CENTRO SE SOMA À ASSISTÊNCIA À POPULAÇÃO DE RUA

Os protestos iniciais, noticiados em primeira mão pelo JC, tiveram repercussão nacional, sendo comentado pelo padre Júlio Lancellotti, conhecido pelas ações que promove através da Pastoral do Povo da Rua de São Paulo, durante uma missa.

"Nosso carinho e nosso afeto a toda população em situação de rua. Nossa saudação a todos que no Recife lutam para que o povo da rua não seja descriminado. E aos irmãos e irmãs de Boa Viagem, acolham os irmãos de rua! Não os rejeitem!", pediu o religioso, à época.

Hoje, a cidade conta com três instituições do tipo: o Centro POP Glória, situado na Rua Bernardo Guimarães, nº 135, em Santo Amaro, área central, o Centro POP Neuza Gomes, na Rua Dr.
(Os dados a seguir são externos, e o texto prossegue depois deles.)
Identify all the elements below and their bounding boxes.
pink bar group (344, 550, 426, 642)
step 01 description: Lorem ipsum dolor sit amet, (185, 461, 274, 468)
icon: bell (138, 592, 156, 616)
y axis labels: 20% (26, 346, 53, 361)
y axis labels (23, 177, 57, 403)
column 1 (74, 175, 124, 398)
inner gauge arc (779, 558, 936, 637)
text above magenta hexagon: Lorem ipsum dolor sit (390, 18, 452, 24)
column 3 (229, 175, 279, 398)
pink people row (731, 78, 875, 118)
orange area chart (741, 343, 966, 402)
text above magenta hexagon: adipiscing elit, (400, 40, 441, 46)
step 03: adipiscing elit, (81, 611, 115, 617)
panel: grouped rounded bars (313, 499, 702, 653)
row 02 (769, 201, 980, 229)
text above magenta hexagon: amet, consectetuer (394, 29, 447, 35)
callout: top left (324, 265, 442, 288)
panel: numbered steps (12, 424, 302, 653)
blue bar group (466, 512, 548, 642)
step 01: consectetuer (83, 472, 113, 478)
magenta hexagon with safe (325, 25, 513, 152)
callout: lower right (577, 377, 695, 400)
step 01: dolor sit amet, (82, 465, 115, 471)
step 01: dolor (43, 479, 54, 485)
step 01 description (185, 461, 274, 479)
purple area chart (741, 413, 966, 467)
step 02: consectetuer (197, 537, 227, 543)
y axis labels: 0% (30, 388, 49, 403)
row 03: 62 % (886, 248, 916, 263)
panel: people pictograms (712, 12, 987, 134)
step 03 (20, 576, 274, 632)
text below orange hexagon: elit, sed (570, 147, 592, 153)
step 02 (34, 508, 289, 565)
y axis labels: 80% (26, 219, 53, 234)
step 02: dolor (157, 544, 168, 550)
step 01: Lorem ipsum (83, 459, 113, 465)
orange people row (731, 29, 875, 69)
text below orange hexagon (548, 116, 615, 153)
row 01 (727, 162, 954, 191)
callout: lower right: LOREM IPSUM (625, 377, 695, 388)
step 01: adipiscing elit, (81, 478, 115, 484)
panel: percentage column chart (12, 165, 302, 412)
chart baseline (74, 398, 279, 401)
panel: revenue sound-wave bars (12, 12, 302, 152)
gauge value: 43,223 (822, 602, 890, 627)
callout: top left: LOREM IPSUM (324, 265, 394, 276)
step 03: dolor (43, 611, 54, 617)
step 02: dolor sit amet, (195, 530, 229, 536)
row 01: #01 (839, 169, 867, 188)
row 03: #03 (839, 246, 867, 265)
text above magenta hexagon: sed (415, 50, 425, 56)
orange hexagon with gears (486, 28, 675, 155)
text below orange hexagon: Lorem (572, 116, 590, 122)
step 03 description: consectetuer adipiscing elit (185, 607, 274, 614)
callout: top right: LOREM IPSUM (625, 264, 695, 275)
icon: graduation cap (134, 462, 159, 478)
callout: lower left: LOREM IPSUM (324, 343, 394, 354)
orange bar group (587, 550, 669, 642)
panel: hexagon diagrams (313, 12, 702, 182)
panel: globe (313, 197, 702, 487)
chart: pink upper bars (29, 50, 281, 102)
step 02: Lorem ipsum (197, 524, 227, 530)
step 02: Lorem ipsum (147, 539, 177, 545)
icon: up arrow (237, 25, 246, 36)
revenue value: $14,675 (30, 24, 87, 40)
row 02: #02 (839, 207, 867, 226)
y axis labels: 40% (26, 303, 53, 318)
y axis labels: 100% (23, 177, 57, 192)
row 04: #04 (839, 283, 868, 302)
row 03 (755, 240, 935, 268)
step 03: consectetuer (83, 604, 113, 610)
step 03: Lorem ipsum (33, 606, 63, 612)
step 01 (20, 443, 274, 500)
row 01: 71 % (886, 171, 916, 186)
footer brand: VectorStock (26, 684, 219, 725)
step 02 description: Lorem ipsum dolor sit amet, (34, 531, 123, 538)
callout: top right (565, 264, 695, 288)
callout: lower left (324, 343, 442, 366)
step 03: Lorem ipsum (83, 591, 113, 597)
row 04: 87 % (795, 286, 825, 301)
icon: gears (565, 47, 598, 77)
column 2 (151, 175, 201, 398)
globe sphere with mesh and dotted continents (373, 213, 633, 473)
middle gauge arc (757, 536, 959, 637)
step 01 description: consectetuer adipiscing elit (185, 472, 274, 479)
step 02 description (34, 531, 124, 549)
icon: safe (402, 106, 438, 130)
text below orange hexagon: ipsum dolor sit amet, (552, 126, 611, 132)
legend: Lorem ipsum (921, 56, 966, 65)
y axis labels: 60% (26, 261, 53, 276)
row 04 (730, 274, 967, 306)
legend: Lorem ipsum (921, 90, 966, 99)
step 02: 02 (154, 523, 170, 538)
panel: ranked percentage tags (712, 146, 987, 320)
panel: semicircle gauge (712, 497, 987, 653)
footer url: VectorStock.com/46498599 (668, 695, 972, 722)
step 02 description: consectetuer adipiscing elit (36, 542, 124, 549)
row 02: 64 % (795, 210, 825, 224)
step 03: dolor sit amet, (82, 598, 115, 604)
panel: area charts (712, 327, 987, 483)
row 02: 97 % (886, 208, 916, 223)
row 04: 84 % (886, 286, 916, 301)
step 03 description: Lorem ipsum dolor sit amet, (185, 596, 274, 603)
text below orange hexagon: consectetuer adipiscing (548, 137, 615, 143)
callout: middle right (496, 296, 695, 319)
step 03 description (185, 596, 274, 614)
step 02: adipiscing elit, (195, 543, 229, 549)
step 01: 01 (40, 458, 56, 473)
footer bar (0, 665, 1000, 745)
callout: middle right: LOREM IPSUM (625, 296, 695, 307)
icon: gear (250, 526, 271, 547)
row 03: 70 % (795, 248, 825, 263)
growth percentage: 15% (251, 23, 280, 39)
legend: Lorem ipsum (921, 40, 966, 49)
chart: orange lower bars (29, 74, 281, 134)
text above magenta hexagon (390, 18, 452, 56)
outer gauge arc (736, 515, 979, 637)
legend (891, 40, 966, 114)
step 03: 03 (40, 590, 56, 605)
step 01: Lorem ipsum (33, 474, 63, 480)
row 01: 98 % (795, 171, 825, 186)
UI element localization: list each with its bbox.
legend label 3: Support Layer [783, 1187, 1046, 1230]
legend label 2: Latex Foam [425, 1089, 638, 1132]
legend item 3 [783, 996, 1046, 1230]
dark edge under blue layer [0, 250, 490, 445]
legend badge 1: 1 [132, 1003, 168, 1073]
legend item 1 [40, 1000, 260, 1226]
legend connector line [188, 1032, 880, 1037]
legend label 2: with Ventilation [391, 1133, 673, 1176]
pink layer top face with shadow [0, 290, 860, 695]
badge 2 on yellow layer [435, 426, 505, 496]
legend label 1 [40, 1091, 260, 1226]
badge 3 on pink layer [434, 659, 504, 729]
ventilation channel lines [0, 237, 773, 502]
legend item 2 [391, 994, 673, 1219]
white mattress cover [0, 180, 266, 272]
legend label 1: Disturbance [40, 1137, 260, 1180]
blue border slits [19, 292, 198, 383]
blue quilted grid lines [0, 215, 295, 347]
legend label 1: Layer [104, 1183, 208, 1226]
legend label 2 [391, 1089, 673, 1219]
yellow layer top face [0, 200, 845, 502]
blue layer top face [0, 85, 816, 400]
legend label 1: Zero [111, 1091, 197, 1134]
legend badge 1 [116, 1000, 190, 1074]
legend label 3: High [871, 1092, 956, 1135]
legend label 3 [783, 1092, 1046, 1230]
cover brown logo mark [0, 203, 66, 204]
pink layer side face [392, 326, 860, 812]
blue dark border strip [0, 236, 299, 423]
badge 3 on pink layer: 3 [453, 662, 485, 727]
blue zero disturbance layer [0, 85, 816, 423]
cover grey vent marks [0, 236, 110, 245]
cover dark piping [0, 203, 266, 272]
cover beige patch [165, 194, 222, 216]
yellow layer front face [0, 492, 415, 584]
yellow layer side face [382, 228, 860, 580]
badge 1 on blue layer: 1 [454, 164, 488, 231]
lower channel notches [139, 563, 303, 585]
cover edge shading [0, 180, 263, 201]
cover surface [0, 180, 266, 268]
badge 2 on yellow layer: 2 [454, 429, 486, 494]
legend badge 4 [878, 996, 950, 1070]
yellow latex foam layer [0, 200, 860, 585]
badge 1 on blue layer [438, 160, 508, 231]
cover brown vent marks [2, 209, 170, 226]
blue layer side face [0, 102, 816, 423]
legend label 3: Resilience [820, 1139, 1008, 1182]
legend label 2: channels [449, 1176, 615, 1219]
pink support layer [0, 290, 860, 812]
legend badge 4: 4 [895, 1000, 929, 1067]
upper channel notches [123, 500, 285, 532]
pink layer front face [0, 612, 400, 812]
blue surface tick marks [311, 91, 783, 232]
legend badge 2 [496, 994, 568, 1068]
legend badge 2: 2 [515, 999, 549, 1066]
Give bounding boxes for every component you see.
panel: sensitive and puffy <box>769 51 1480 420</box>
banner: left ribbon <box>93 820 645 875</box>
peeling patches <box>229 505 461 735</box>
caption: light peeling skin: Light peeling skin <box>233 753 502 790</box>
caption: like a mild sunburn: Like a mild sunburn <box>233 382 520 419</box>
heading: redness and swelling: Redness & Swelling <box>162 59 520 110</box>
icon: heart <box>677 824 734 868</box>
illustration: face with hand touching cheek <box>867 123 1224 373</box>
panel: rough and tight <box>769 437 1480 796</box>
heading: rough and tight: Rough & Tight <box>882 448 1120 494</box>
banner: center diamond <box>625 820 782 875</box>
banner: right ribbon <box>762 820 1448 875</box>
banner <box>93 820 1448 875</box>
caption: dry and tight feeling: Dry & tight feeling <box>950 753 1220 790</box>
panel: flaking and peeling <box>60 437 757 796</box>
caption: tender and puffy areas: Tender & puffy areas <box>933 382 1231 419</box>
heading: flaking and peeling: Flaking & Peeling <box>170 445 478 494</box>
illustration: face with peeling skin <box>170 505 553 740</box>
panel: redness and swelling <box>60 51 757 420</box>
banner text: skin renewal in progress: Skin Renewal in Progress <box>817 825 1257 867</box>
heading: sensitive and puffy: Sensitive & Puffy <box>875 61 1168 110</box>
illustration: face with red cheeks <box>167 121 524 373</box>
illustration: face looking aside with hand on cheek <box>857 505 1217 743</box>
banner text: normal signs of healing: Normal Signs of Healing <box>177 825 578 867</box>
João Coimbra, nº 66, Madalena, e o Centro POP Maria Lucia dos Santos, na Rua do Imperador, nº 38, em Santo Antônio.

O espaço oferta banho, alimentação, guarda de pertences e encaminhamentos para outros serviços da rede municipal para as pessoas em situação de rua - 1.400, segundo última contagem da Prefeitura do Recife. Lá, elas também podem retirar novos documentos e recomeçar a vida. 

Segundo a gestão, a rede de acolhimento institucional da Prefeitura Recife oferece à população em situação de rua 17 equipamentos em todas as regiões do município. Atualmente, a rede abriga 528 pessoas, sendo 67 delas acolhidas em dois hotéis sociais que fazem parte do Programa Recife Acolhe.

A Secretaria Executiva de Assistência Social reforçou "que o poder público não realiza retirada compulsória das pessoas que utilizam os espaços públicos da cidade como local de permanência", mas realiza busca ativa em todos os territórios da cidade para criar vínculos e encaminhá-las aos serviços da rede socioassistencial.